Purchasing Managers’ Index
What is PMI?
- Purchasing Managers’ Index is an economic indicator which indicates the business activity & economic health of both the manufacturing and service sectors.
- PMI of India is published by Japanese firm Nikkei but compiled and constructed by IHS Markit, a London–based global information provider.
- Unlike the Index of Industrial Production (IIP), which indicates the changes in production volume or output, the PMI is an investor sentiment tracking index and is more dynamic in nature. They are derived from monthly surveys of about 400 private companies.

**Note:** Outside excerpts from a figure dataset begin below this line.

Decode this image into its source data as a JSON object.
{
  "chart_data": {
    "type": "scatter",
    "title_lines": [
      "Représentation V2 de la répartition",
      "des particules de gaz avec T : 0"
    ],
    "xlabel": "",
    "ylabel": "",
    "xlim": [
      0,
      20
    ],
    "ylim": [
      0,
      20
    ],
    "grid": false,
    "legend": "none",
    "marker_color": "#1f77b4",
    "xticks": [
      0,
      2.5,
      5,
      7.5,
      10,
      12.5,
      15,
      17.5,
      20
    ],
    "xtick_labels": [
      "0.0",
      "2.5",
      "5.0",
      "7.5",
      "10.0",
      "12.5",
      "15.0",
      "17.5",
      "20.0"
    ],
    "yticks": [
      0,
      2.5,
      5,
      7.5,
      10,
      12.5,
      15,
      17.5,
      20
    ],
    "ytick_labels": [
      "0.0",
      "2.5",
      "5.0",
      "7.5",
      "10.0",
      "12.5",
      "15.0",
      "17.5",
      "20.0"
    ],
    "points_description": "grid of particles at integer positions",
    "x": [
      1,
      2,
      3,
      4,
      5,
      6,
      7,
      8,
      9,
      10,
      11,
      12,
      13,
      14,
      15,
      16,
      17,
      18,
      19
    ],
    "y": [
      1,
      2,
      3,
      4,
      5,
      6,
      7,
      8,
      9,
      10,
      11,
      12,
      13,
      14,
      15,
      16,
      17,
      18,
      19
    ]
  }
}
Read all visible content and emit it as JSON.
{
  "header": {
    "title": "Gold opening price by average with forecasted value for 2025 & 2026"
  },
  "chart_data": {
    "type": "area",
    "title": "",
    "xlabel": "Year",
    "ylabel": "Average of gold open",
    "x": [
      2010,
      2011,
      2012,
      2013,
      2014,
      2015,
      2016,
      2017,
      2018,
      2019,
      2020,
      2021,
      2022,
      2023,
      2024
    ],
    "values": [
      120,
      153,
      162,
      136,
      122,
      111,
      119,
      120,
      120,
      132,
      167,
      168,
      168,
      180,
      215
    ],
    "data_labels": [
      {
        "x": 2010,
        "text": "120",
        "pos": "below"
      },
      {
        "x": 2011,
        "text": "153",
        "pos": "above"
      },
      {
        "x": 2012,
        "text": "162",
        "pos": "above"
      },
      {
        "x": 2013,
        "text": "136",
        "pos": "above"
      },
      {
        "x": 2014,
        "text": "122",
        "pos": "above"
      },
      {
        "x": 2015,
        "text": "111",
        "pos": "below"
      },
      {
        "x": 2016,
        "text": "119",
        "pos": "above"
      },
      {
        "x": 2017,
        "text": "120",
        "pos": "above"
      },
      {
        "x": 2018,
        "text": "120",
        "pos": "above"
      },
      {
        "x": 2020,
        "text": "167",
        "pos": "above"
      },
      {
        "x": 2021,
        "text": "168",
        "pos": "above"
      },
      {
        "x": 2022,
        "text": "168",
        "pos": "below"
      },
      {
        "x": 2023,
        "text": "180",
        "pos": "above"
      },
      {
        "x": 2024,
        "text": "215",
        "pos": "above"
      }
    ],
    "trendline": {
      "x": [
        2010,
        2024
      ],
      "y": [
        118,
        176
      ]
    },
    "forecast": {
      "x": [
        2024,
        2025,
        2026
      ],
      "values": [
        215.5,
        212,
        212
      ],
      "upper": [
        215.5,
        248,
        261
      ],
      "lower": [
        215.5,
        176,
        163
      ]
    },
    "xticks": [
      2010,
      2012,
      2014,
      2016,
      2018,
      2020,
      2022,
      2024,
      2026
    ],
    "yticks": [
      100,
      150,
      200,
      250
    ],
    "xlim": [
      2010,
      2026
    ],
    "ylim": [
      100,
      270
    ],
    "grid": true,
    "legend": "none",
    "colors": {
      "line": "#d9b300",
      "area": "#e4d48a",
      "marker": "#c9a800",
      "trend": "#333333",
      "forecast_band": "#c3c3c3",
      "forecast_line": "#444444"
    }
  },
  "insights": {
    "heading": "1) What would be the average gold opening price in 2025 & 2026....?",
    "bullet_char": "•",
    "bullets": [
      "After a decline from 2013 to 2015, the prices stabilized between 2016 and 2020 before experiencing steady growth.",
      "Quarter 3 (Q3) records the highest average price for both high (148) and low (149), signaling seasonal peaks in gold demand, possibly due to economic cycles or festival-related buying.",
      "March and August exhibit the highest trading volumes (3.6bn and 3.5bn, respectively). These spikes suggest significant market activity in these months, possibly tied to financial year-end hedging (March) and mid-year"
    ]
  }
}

- Variables used for calculating the PMI are: Output, New Orders, Employment, Input Costs, Output Prices, Backlogs of Work, Export Orders, Quantity of Purchases, Suppliers’ Delivery Times, Stocks of Purchases and Stocks of Finished Goods.
How to read PMI?
- While PMI >50 implies an expansion of business and economic activity, PMI <50 means contraction.
Why in News?
- According to the latest PMI data, India’s manufacturing sector activity improved for the second straight month in September and touched an over eight-and-a-half-year high supported by accelerated increases in new orders and production.
- The Manufacturing Purchasing Managers’ Index increased from 52.0 in August to 56.8 in September — highest since January 2012.